Another reason developers can't really throw any curve balls at you anymore is the abundance of strategy guides. Back in the days of NES, I had to write letters to Nintendo Power to get help with games. Now there's GameFAQS and a slew of other hint websites to give you every little piece of information you'll need to beat a game from start to finish. MMORPG's, perhaps the most time-consuming games to "beat," have their time commitment balanced by the fact that they have perfect information for the game. New raid encounters go up on test servers before being released to the public and scoped out by the top guilds, who then pass strategies down to everyone else. Players can also download add-ons to keep track of every detail of every battle, such as how many seconds there are until a boss casts a certain spell. In other words, players have perfect information at their fingertips.

It goes on like this throughout all genres. Auto-aim lets you merely point in the same cardinal direction as an enemy and pull the trigger to take them down. Then there's the more recent phenomena of rechargeable shields in games like Halo and Mass Effect - I mean, c'mon, weren't first aid kits and magical turkey legs enough? Of course, most shortcuts are optional but the result of features like this is that anyone can conceivably beat any game.

That bugs the elitist in me who likes to think playing games takes skill. If anyone can beat a game, doesn't it turn that game into a movie with buttons? Sort of, yeah. There's obviously some money behind that decision. The budget for video games has steadily grown over the past two decades and is now comparable in cost to a movie. The average Playstation 3 game, for instance, costs about $15 million to produce according to the BBC. Halo 3 for Xbox 360 cost twice that amount (for some perspective, Pac-Man only cost $100,000 back in 1982).

A video game company won't recoup an investment like that without appealing to a wide audience. While us self-styled "hardcore" gamers would love to go back to the days when some games were damn near impossible (R-type, anyone?) and beating them made you part of a small, exclusive club, it just doesn't make sense for the industry. A game that everyone can beat has a wider appeal than a game that whips most players’ asses. It's easier to market a movie than a Rubik's Cube.
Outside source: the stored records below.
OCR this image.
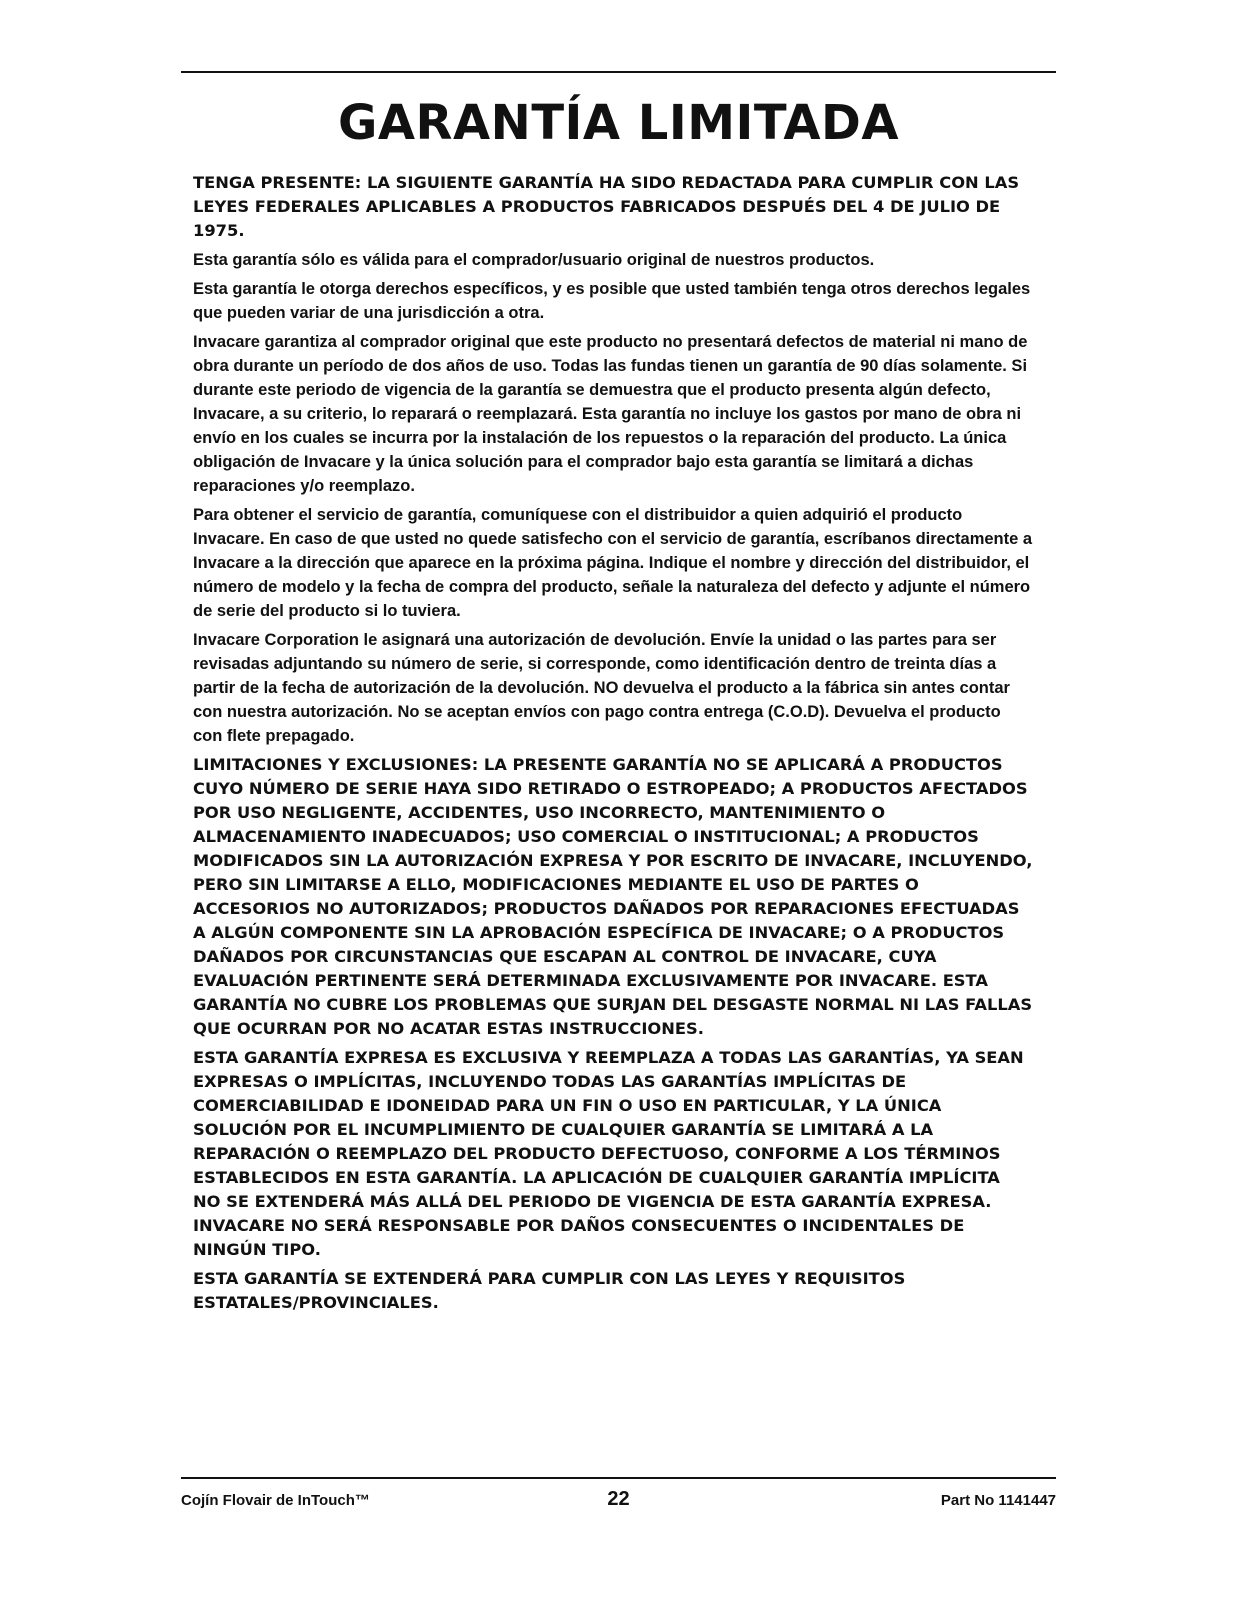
GARANTÍA LIMITADA

TENGA PRESENTE: LA SIGUIENTE GARANTÍA HA SIDO REDACTADA PARA CUMPLIR CON LAS LEYES FEDERALES APLICABLES A PRODUCTOS FABRICADOS DESPUÉS DEL 4 DE JULIO DE 1975.

Esta garantía sólo es válida para el comprador/usuario original de nuestros productos.

Esta garantía le otorga derechos específicos, y es posible que usted también tenga otros derechos legales que pueden variar de una jurisdicción a otra.

Invacare garantiza al comprador original que este producto no presentará defectos de material ni mano de obra durante un período de dos años de uso. Todas las fundas tienen un garantía de 90 días solamente. Si durante este periodo de vigencia de la garantía se demuestra que el producto presenta algún defecto, Invacare, a su criterio, lo reparará o reemplazará. Esta garantía no incluye los gastos por mano de obra ni envío en los cuales se incurra por la instalación de los repuestos o la reparación del producto. La única obligación de Invacare y la única solución para el comprador bajo esta garantía se limitará a dichas reparaciones y/o reemplazo.

Para obtener el servicio de garantía, comuníquese con el distribuidor a quien adquirió el producto Invacare. En caso de que usted no quede satisfecho con el servicio de garantía, escríbanos directamente a Invacare a la dirección que aparece en la próxima página. Indique el nombre y dirección del distribuidor, el número de modelo y la fecha de compra del producto, señale la naturaleza del defecto y adjunte el número de serie del producto si lo tuviera.

Invacare Corporation le asignará una autorización de devolución. Envíe la unidad o las partes para ser revisadas adjuntando su número de serie, si corresponde, como identificación dentro de treinta días a partir de la fecha de autorización de la devolución. NO devuelva el producto a la fábrica sin antes contar con nuestra autorización. No se aceptan envíos con pago contra entrega (C.O.D). Devuelva el producto con flete prepagado.

LIMITACIONES Y EXCLUSIONES: LA PRESENTE GARANTÍA NO SE APLICARÁ A PRODUCTOS CUYO NÚMERO DE SERIE HAYA SIDO RETIRADO O ESTROPEADO; A PRODUCTOS AFECTADOS POR USO NEGLIGENTE, ACCIDENTES, USO INCORRECTO, MANTENIMIENTO O ALMACENAMIENTO INADECUADOS; USO COMERCIAL O INSTITUCIONAL; A PRODUCTOS MODIFICADOS SIN LA AUTORIZACIÓN EXPRESA Y POR ESCRITO DE INVACARE, INCLUYENDO, PERO SIN LIMITARSE A ELLO, MODIFICACIONES MEDIANTE EL USO DE PARTES O ACCESORIOS NO AUTORIZADOS; PRODUCTOS DAÑADOS POR REPARACIONES EFECTUADAS A ALGÚN COMPONENTE SIN LA APROBACIÓN ESPECÍFICA DE INVACARE; O A PRODUCTOS DAÑADOS POR CIRCUNSTANCIAS QUE ESCAPAN AL CONTROL DE INVACARE, CUYA EVALUACIÓN PERTINENTE SERÁ DETERMINADA EXCLUSIVAMENTE POR INVACARE. ESTA GARANTÍA NO CUBRE LOS PROBLEMAS QUE SURJAN DEL DESGASTE NORMAL NI LAS FALLAS QUE OCURRAN POR NO ACATAR ESTAS INSTRUCCIONES.

ESTA GARANTÍA EXPRESA ES EXCLUSIVA Y REEMPLAZA A TODAS LAS GARANTÍAS, YA SEAN EXPRESAS O IMPLÍCITAS, INCLUYENDO TODAS LAS GARANTÍAS IMPLÍCITAS DE COMERCIABILIDAD E IDONEIDAD PARA UN FIN O USO EN PARTICULAR, Y LA ÚNICA SOLUCIÓN POR EL INCUMPLIMIENTO DE CUALQUIER GARANTÍA SE LIMITARÁ A LA REPARACIÓN O REEMPLAZO DEL PRODUCTO DEFECTUOSO, CONFORME A LOS TÉRMINOS ESTABLECIDOS EN ESTA GARANTÍA. LA APLICACIÓN DE CUALQUIER GARANTÍA IMPLÍCITA NO SE EXTENDERÁ MÁS ALLÁ DEL PERIODO DE VIGENCIA DE ESTA GARANTÍA EXPRESA. INVACARE NO SERÁ RESPONSABLE POR DAÑOS CONSECUENTES O INCIDENTALES DE NINGÚN TIPO.

ESTA GARANTÍA SE EXTENDERÁ PARA CUMPLIR CON LAS LEYES Y REQUISITOS ESTATALES/PROVINCIALES.

Cojín Flovair de InTouch™	22	Part No 1141447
This is the sort of thing that leads hardcore gamers to bitch endlessly on discussion boards. Developers have far from forgotten about their most devoted fans, however. There's just been a change in how a game tests its players now. It's not about "can you beat the game?" so much as "how well can you beat the game?" Did you beat it on Hard difficulty? Try it on Insane difficulty now. Then there's all the special goals laid out for Xbox 360 gamers with Achievements. The 360 even gives you a running "Gamerscore" so you can know mathematically how much more “leet” you are. What more can you ask for?

If all else fails, hardcore gamers, just tap into your inner elitism. There's plenty of creative ways to earn bragging rights - beating Half-Life in forty-five minutes, for example. And mercilessly crap on the noob who took forty-six minutes.